Be careful about being right. Pöhl’s breezy self-confidence and facility with the English language won friends and admirers abroad, enmity at home. His detailed letters and documents in the Bundesbank archives, relating for instance to preparations for the European Monetary System in 1977-78, or his pointed interventions in policy-making Bundesbank council meetings (in his capacity as state secretary he took part in 21 council meetings in 1973- 76), underline his capacity for hard, detailed work. But his penchant for straight-talking could get him into trouble. In March 1991, speaking in Brussels to a European parliament committee in English (where was less circumspect than in German), Pöhl stated that East Germany had been ill-prepared for monetary union with the west, and the results had been a ‘disaster’. The comments were designed to back up Pöhl’s views that, if Europe proceeded too quickly towards a single European currency, countries that were not ready to take the full burden of unification with the hard currency D-Mark would suffer from widespread loss of competitiveness and soaring unemployment – just as East Germany had done. The remarks were correct, president and prophetic. Yet, transmitted by news agency reporters to the foreign exchange markets, the language caused financial uproar and political consternation in Bonn. Kohl, visibly upset, submitted Pöhl to an unusual public reprimand, one more step towards his resignation only two months later.

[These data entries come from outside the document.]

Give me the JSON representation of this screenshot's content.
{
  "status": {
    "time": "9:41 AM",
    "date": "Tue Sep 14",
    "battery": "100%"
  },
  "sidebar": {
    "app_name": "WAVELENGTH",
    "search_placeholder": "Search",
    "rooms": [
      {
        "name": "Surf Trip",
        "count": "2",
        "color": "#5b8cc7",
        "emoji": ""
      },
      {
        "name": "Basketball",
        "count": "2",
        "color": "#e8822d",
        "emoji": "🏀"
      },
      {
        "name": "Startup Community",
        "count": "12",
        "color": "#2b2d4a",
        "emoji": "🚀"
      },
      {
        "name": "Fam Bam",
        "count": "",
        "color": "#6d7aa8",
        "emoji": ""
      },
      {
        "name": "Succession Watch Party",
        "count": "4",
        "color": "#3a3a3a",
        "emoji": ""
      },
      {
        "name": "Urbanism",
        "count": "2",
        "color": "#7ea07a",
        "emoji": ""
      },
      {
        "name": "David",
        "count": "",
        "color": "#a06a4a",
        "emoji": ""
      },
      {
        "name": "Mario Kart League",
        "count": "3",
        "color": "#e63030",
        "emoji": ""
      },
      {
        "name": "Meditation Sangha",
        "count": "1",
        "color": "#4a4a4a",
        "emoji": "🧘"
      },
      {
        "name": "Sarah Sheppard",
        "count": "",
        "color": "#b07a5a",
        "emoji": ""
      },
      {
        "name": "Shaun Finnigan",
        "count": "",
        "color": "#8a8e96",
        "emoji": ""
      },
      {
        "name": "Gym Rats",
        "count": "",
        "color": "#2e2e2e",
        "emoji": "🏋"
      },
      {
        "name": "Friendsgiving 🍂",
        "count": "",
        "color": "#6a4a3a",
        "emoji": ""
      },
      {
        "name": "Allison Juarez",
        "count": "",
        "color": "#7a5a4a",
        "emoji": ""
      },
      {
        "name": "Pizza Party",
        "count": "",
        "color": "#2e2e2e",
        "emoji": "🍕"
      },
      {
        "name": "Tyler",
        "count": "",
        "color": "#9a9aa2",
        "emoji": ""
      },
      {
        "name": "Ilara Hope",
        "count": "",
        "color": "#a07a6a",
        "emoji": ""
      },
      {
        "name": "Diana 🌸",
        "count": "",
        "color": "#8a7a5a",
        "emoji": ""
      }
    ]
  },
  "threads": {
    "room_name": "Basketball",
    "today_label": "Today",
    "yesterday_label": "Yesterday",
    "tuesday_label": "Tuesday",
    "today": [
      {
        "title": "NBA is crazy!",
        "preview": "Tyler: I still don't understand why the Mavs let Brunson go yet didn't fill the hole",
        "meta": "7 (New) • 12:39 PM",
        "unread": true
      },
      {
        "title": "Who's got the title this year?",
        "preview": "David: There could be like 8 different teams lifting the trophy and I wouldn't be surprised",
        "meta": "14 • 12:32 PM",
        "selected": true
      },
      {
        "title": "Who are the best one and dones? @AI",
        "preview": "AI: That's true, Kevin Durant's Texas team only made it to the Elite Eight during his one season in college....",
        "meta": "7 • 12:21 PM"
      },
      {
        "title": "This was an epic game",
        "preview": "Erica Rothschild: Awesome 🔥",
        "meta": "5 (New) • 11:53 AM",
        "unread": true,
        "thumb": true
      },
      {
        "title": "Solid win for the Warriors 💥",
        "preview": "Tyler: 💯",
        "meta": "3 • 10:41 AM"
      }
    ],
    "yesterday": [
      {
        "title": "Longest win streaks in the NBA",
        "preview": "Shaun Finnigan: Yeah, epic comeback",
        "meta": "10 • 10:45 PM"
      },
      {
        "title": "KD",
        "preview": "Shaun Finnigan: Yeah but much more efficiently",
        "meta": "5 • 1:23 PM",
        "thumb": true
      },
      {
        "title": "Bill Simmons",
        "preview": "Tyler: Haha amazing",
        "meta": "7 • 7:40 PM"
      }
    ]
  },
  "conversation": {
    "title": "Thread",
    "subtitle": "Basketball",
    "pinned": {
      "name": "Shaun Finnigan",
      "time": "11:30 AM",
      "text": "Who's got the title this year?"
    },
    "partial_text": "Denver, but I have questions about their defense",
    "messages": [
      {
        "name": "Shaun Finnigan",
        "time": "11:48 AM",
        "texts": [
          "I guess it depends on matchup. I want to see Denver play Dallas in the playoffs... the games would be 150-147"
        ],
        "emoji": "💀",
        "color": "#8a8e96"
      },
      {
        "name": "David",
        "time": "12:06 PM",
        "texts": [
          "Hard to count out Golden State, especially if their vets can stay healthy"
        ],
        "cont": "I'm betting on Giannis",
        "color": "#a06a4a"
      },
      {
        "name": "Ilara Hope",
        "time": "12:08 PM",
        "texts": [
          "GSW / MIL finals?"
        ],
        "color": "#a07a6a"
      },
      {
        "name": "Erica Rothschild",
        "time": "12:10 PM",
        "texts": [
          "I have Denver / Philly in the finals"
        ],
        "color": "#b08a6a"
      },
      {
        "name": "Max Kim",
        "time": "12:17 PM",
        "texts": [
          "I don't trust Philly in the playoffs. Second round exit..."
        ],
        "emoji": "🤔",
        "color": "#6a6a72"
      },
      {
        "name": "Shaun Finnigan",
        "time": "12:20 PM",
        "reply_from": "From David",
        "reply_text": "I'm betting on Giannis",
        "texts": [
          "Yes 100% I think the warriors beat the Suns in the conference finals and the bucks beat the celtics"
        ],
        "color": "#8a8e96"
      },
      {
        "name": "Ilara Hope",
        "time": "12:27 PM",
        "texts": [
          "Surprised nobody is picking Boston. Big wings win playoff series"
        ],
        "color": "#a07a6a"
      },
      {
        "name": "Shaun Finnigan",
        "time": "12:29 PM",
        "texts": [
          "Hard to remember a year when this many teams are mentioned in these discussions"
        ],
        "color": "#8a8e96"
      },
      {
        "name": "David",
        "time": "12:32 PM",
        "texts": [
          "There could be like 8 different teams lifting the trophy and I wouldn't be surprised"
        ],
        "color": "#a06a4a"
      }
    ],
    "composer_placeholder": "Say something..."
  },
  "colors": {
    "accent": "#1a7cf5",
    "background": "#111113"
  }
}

Mind your back. One of the reasons why Pöhl became progressively disenamoured with life at the Bundesbank was the increasing gap between his appearances of effortless potency on the world stage and rumbustious domestic realities. In the 13th floor Bundesbank council room, Pöhl’s hands were becoming increasingly tied by a restive 18-strong group acting on the principle of ‘one man, one vote’ (there were no women). On the differences with Kohl over monetary union, especially over the generous exchange rate for introduction of the D-Mark into East Germany in July 1990, as well as over the pace towards European economic and monetary union, disagreements on the council kept bursting through into public statements, leading to hot-headed disagreement even with council members who should have been Pohl’s natural allies. Similar discord erupted over the emotion-charged pollens to streamline the Bundesbank’s cumbersome decision-making structure after unification.